# The Spirit Box



## Many__Of__Horror (Dec 8, 2019)

My 5 year daughter has enjoyed getting involved with the pedal builds, especially coming up with design ideas. I first threw her design control over my Abyss build. Her brief was "glitter and unicorns" So we came up with this. ?




She wanted to do another design so I gave her charge of my Spirit Box build. She picked out the knobs, LED and enclosure colour and gave me the artwork brief of "Fairies" so we sat down at the computer and looked through images, most of which I just could not bring myself to have on a pedal. So I gently steered her in the direction of doing a Fairy door like the one she has in her room to write letters to the Fairies.
We came up with this that kind of fits into the whole Spirit Box name. The fairies live inside the pedal making the wonderful sounds.

The pedal itself....
What a beautiful ambient maker. My first time using a Belton brick and man is the sound lovely for over the top atmosphere.
I took the suggestion of using an internal trimpot on R4 to adjust the pedal volume. I think it was a 20K trimmer and would have been at around 17-18K for unity volume. The trimpot board on PedalPCB is great for it.

So yeah, now I rock Unicorn & Fairies on my pedalboard ?


----------



## BurntFingers (Dec 8, 2019)

I didn't know I needed some pink LEDs until now. 

I had the spirit box in my cart but couldn't find the brick at tayda so didn't go through with it. Where did you find yours?


----------



## Many__Of__Horror (Dec 8, 2019)

BurntFingers said:


> I didn't know I needed some pink LEDs until now.
> 
> I had the spirit box in my cart but couldn't find the brick at tayda so didn't go through with it. Where did you find yours?


Not sure where you are, but there are quite a few places selling them out there, just do a search for BTDR-2H (Long) and you should find one. Otherwise Small Bear have them.








						Belton BTDR-2H Reverb Modules
					

Small Bear Electronics DIY Parts




					smallbear-electronics.mybigcommerce.com


----------



## BurntFingers (Dec 8, 2019)

New Zealand is good for a lot of things. It is not so good for sourcing Belton bricks.


----------



## Many__Of__Horror (Dec 8, 2019)

BurntFingers said:


> New Zealand is good for a lot of things. It is not so good for sourcing Belton bricks.

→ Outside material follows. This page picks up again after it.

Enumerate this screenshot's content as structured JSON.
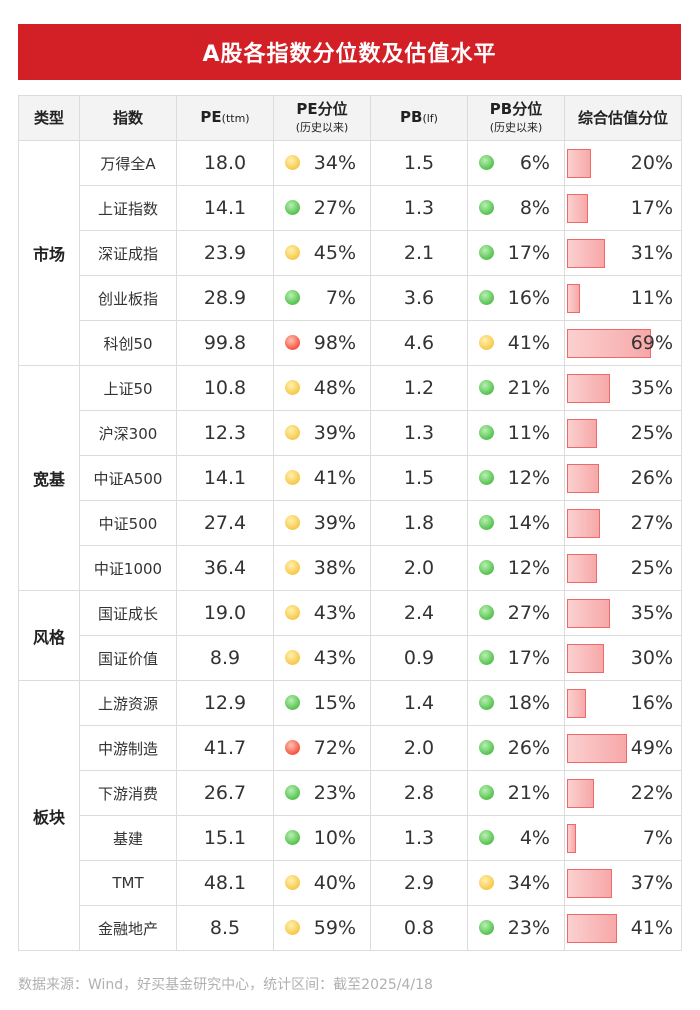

Should have known you'd be close by at this time of the day. Pedal Parts Australia has the medium version. He may be able to source it. But if you are getting a bunch of parts from Small Bear may work out similar pricing etc.





						BTDR-2H REVERB MODULE - MEDIUM [ICSN0012] - $39.00 : Pedal Parts Australia, DIY Guitar & Effect Pedal Parts
					

Pedal Parts Australia BTDR-2H REVERB MODULE - MEDIUM [ICSN0012] - DETAILS: ACCUTRONICS BTDR-2H REVERB MODULE - MEDIUM HORIZONTAL MOUNT MEDIUM REVERB - 2.5s STEREO OUTPUTS (can be summed for mono)




					www.pedalpartsaustralia.com


----------